Formatting and linting¶
This project uses tox for managing test environments. There are some pre-configured environments
that can be used for linting and formatting code when you’re preparing contributions to the charm:
tox: Executes all of the basic checks and tests (lint,unit,static, andcoverage-report).tox -e fmt: Runs formatting usingblackandisort.tox -e lint: Runs a range of static code analysis to check the code.tox -e static: Runs other checks such asbanditfor security issues.
Structure¶
Check linked code elements: Check that coupled code elements, files and directories are adjacent. For instance, store test data close to the corresponding test code.

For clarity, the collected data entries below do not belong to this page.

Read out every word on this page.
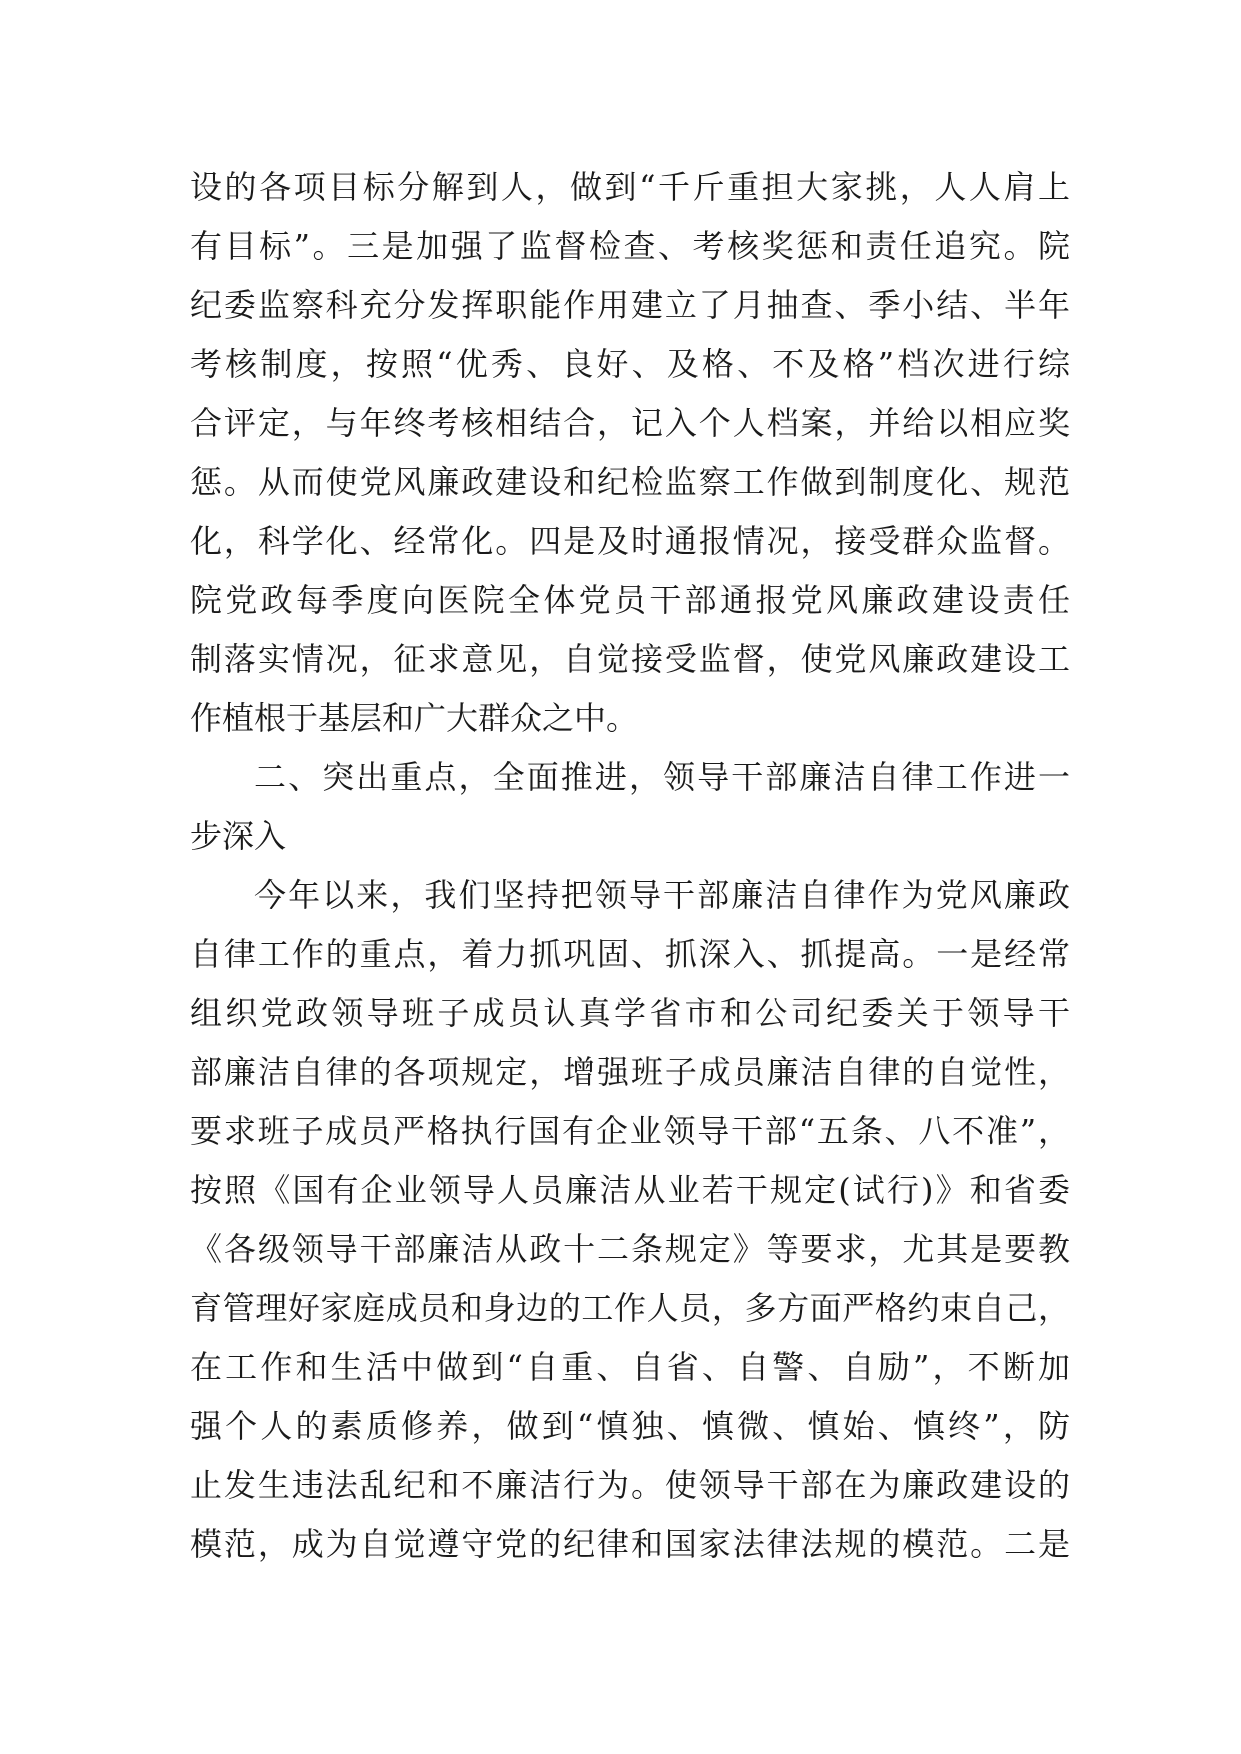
设的各项目标分解到人，做到“千斤重担大家挑，人人肩上
有目标”。三是加强了监督检查、考核奖惩和责任追究。院
纪委监察科充分发挥职能作用建立了月抽查、季小结、半年
考核制度，按照“优秀、良好、及格、不及格”档次进行综
合评定，与年终考核相结合，记入个人档案，并给以相应奖
惩。从而使党风廉政建设和纪检监察工作做到制度化、规范
化，科学化、经常化。四是及时通报情况，接受群众监督。
院党政每季度向医院全体党员干部通报党风廉政建设责任
制落实情况，征求意见，自觉接受监督，使党风廉政建设工
作植根于基层和广大群众之中。
二、突出重点，全面推进，领导干部廉洁自律工作进一
步深入
今年以来，我们坚持把领导干部廉洁自律作为党风廉政
自律工作的重点，着力抓巩固、抓深入、抓提高。一是经常
组织党政领导班子成员认真学省市和公司纪委关于领导干
部廉洁自律的各项规定，增强班子成员廉洁自律的自觉性，
要求班子成员严格执行国有企业领导干部“五条、八不准”，
按照《国有企业领导人员廉洁从业若干规定(试行)》和省委
《各级领导干部廉洁从政十二条规定》等要求，尤其是要教
育管理好家庭成员和身边的工作人员，多方面严格约束自己，
在工作和生活中做到“自重、自省、自警、自励”，不断加
强个人的素质修养，做到“慎独、慎微、慎始、慎终”，防
止发生违法乱纪和不廉洁行为。使领导干部在为廉政建设的
模范，成为自觉遵守党的纪律和国家法律法规的模范。二是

Group variable declaration and initialization: Declare and initialize variables together to improve code organization and readability.
Split large expressions: Break down large expressions into smaller self-explanatory parts. Use multiple variables where appropriate to make the code more understandable and choose names that reflect their purpose.
Use blank lines for logical separation: Insert a blank line between two logically separate sections of code. This improves its structure and makes it easier to understand.
Avoid nested conditions: Avoid nesting conditions to improve readability and maintainability.
Remove dead code and redundant comments: Drop unused or obsolete code and comments. This promotes a cleaner code base and reduces confusion.
Normalize symmetries: Treat identical operations consistently, using a uniform approach. This also improves consistency and readability.